« J'ai hérité d'un gâchis et je le répare »
« Nous sommes passés du pire au meilleur. » Dans son troisième discours à la nation en 11 mois, Donald Trump a battu tous ses records de complaisance et de mensonges. « Les 18 minutes d'intervention vont rendre le public fou. » vérificateurs de faits Pendant des heures », répètent les médias américains. Alors que la popularité est en baisse, il a tenté de convaincre les citoyens que l'économie se porte bien et qu'elle va s'améliorer. Pour satisfaire les militaires, il leur versera une solde de 1 776 dollars avant la fin de l'année (pour l'année 1776 de la déclaration d'indépendance des États-Unis). La campagne pour les élections de mi-mandat commence, qui aura lieu en novembre 2026.
« Quand je suis arrivé, notre pays était mort. Aujourd'hui, c'est le plus sexy du monde. Tous les dirigeants que je rencontre me le disent », a-t-il déclaré avec un geste sévère. Tout ce qui arrive dans le pays est la faute de son prédécesseur, Joe Biden. Sa haine envers Biden est telle, peut-être parce qu'il l'a battu en 2020, qu'il dit désormais dans la galerie de portraits de la Maison Blanche : « Le pire président de l'histoire des États-Unis ».
« L'invasion de la frontière »
Selon Trump, la pire chose que l’administration Biden ait faite a été « l’invasion des frontières ». Il a déclaré sans broncher que la frontière avait été ouverte avec Biden et que le pays avait été envahi par « une armée de 25 millions de personnes, pour la plupart issues de prisons, d'établissements psychiatriques, de toxicomanes, de membres de gangs… c'est ce que Biden a permis et nous ne le permettrons plus jamais ». Sans aucun type de preuve, Trump a assuré qu’il avait fermé la frontière sud avec le Mexique et qu’en sept mois aucun immigrant clandestin n’était entré.

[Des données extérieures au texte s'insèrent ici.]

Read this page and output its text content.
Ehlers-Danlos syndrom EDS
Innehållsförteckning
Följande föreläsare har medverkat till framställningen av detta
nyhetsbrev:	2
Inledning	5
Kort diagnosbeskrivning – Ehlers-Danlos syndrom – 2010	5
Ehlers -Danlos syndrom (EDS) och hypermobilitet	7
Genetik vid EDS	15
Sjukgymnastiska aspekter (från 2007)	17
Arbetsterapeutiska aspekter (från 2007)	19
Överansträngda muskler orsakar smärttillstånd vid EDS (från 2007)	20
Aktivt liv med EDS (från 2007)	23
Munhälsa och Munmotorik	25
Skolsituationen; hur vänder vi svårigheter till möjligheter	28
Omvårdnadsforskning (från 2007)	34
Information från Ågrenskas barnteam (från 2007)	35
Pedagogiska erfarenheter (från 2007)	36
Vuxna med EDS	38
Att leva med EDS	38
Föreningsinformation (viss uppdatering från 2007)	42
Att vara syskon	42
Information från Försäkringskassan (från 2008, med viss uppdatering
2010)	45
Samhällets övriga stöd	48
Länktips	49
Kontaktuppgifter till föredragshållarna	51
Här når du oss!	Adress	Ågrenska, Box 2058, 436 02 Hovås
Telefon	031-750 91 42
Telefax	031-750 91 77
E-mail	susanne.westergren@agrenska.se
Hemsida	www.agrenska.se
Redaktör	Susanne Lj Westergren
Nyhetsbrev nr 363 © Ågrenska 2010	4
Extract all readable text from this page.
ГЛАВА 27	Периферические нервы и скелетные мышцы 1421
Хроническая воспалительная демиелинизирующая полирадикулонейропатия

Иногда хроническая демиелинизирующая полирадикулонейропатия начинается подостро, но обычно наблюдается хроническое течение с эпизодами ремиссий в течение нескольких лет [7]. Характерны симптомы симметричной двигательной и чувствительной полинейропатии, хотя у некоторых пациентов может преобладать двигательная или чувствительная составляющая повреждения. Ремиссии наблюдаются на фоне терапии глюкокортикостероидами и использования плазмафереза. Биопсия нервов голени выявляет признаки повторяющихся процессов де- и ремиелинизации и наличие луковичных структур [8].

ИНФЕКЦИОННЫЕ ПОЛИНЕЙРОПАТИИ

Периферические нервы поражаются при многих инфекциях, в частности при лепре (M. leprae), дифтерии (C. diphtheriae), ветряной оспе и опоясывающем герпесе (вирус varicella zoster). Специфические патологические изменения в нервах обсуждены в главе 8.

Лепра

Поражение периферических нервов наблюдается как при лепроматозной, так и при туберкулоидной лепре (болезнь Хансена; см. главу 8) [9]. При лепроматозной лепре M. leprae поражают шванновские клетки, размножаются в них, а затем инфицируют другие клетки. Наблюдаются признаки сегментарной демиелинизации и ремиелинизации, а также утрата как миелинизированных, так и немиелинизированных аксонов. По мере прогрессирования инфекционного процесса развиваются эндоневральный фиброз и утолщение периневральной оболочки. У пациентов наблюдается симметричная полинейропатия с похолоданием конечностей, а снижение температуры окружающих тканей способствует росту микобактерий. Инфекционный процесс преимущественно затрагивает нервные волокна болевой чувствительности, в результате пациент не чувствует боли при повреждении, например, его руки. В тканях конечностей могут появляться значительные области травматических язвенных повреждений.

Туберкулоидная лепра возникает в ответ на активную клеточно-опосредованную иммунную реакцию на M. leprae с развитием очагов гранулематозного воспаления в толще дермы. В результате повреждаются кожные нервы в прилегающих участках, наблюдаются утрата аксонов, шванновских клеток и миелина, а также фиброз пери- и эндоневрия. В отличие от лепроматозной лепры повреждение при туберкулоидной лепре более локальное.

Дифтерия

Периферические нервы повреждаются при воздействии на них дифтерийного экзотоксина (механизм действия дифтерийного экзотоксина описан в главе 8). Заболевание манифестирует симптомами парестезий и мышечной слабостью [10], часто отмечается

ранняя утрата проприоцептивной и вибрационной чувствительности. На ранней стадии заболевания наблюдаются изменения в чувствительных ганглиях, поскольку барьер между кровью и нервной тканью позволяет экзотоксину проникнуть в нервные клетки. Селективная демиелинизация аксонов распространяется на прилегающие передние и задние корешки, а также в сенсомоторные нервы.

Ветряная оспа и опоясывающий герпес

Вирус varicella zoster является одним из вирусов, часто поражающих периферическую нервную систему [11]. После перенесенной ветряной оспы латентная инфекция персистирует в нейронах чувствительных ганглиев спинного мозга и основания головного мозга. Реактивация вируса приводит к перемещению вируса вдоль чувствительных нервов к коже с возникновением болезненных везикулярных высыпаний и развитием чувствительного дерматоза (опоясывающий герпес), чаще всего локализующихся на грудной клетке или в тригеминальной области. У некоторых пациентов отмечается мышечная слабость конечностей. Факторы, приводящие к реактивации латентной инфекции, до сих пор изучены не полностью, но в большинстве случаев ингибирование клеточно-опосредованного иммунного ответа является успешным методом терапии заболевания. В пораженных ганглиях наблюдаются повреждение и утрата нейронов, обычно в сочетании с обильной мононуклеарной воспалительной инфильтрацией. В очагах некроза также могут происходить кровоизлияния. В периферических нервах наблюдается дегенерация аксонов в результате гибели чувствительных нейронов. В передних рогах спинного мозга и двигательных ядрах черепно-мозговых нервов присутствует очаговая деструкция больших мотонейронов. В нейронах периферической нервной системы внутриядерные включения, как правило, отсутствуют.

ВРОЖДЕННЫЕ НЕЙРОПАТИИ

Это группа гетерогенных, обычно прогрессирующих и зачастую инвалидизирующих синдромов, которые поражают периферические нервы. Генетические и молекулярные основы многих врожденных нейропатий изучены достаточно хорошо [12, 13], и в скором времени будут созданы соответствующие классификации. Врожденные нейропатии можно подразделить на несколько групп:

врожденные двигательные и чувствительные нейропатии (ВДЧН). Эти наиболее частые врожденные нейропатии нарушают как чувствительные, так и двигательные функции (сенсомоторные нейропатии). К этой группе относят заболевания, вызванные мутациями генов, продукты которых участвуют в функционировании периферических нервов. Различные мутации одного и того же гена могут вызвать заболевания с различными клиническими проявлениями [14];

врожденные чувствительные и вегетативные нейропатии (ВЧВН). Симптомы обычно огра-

Flanqué de deux arbres de Noël géants, Trump a reconnu qu’il n’avait pas encore réussi à réduire les prix des denrées alimentaires, mais que cela viendrait aussi. Mais il a déclaré que « les salaires augmentent plus vite que l'inflation » et que les prix de nombreux services et produits ont été réduits. En réalité, l’inflation reste élevée en raison de sa politique tarifaire qu’elle continue de défendre.
Rien du Venezuela
Au Venezuela, on attendait une annonce sur l'avenir de Maduro. Plus tôt dans la journée, il avait ordonné le blocus de tous les pétroliers sanctionnés quittant ou entrant au Venezuela. Le créateur des attentes était le propagandiste Tucker Carlson, qui avait prédit que Trump annoncerait une intervention. Rien à voir. Il n'a même pas prononcé le mot. Il a simplement déclaré que l'entrée de drogue par voie maritime aux États-Unis avait considérablement diminué, faisant allusion à ses attaques contre des bateaux de drogue dans les Caraïbes.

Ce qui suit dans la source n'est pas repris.